29-31, Paul’s Message: The end of the quest

The picture of God that Paul painted yields a specific theologial view
– God is unlike gold or silver or stone that are part of his creation

an image formed by the art and thought of man

• Paul returns to their admission of ignorance (cf. 23, 30)
◦ God overlooked these times —  chronos: the flow of time
◦ that has “now” (at present) been interrupted
• time has come to its climax
– it is now time for everyone to accept the truth of God
• for this purpose, God has appointed a man to represent him
• the proof of his appointment is that God raised him from the dead


32-34, It is obvious that Paul did not deliver his whole message

He never reached the point where he named Jesus as God’s Agent
– the meeting broke up before Paul could finish
• and it was over his mentioning the resurrection of the dead
– I don’t think we’re supposed to form a judgment regarding the outcome
• some people think that Paul made a mistake trying to reason with philosophers
◦ that Paul abandoned this approach and from then on stressed only Jesus
◦ but that is a conjecture based on unrelated statements in 1 Corinthians
• Luke does not give us any hint that Paul had bumbled this opportunity
◦ instead, he gives us another sample of Paul’s flexibility in different cultures
◦ it’s likely that we’re meant to understand that we can use the same tools


Conc: Lately I’ve had a concern about prayer — by own, but yours too

The enormity of the universe has affected our views of God
– the relative scale of the universe reduces us to nothingness
• trying to describe the Creator of it goes off charts
◦ infinite, eternal, transcending all human knowledge
• our minds automatically shrink him (anthropomorphize)
◦ we make a small god who can fit inside our head
◦ but he is contradicted by the universe–the two do not fit together
– an idol is a “construct” – something humans conceptualize and make
• the source of this construct is the art and thought of man
◦ it comes from human imagination and human hands (cf. Ps. 115:5-8)
◦ these are the small deities that Paschal referred to as “God of the philosophers”

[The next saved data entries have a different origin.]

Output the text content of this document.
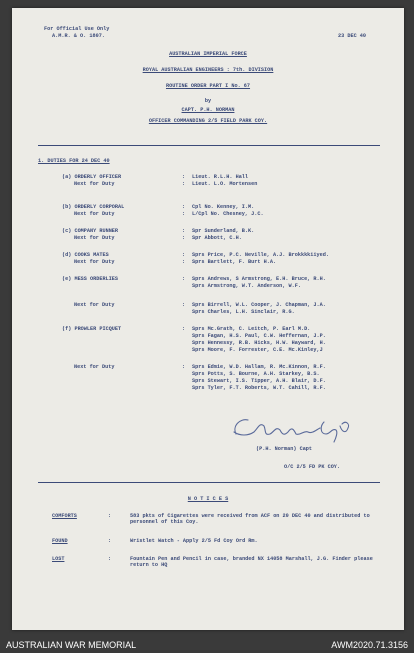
For Official Use Only
A.M.R. & O. 1807.	23 DEC 40
AUSTRALIAN IMPERIAL FORCE
ROYAL AUSTRALIAN ENGINEERS : 7th. DIVISION
ROUTINE ORDER PART I No. 67
by
CAPT. P.H. NORMAN
OFFICER COMMANDING 2/5 FIELD PARK COY.
1. DUTIES FOR 24 DEC 40
(a) ORDERLY OFFICER	: Lieut. R.L.H. Hall
Next for Duty	: Lieut. L.O. Mortensen
(b) ORDERLY CORPORAL	: Cpl No. Kenney, I.M.
Next for Duty	: L/Cpl No. Chesney, J.C.
(c) COMPANY RUNNER	: Spr Sunderland, B.K.
Next for Duty	: Spr Abbott, C.H.
(d) COOKS MATES	: Sprs Price, P.C. Neville, A.J. Brokkkkiiyed.
Next for Duty	: Sprs Bartlett, F. Burt H.A.
(e) MESS ORDERLIES	: Sprs Andrews, S Armstrong, E.H. Bruce, R.H.
Sprs Armstrong, W.T. Anderson, W.F.
Next for Duty	: Sprs Birrell, W.L. Cooper, J. Chapman, J.A.
Sprs Charles, L.H. Sinclair, R.G.
(f) PROWLER PICQUET	: Sprs Mc.Grath, C. Leitch, P. Earl M.D.
Sprs Fagan, H.S. Paul, C.W. Heffernan, J.P.
Sprs Hennessy, R.B. Hicks, H.W. Hayward, H.
Sprs Moore, F. Forrester, C.E. Mc.Kinley,J
Next for Duty	: Sprs Edmie, W.D. Hallam, R. Mc.Kinnon, R.F.
Sprs Potts, S. Bourne, A.H. Starkey, B.S.
Sprs Stewart, I.S. Tipper, A.H. Blair, D.F.
Sprs Tyler, F.T. Roberts, W.T. Cahill, R.F.
(P.H. Norman) Capt
O/C 2/5 FD PK COY.
N O T I C E S
COMFORTS	:	583 pkts of Cigarettes were received from ACF on 20 DEC 40 and distributed to personnel of this Coy.
FOUND	:	Wristlet Watch - Apply 2/5 Fd Coy Ord Rm.
LOST	:	Fountain Pen and Pencil in case, branded NX 14058 Marshall, J.G. Finder please return to HQ
AUSTRALIAN WAR MEMORIAL	AWM2020.71.3156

He has rejected your calf, O Samaria, saying,
“My anger burns against them!”
How long will they be incapable of innocence?
From Israel is even this!
A craftsman made it, so it is not God;
Surely the calf of Samaria will be broken to pieces.
 (Hosea 8:5-6)

• we can have ideas about God, but God not an idea
◦ those who give up hope in God, are merely giving up hope in their concept of God
(the little god they made in their own image who did not do what they assumed he was supposed to do)
◦ theological constructs are smaller versions of God — replicas, knock-offs

I think we sometimes pray to our idea of God rather than to God himself
– can we open our heart, mind and prayer to the Infinite? the Eternal?
• these words stretch beyond ideas, concepts and constructs
◦ and we might think that they create an impassable distance between us and God
◦ but they do just the opposite
◦ it is Gods infinite (everywhere) and eternal (all the time) nature that brings him close

Am I a God who is near,” declares the LORD,
“And not a God far off?
Can a man hide himself in hiding places
So I do not see him?” declares the LORD.
“Do I not fill the heavens and the earth?” declares the LORD.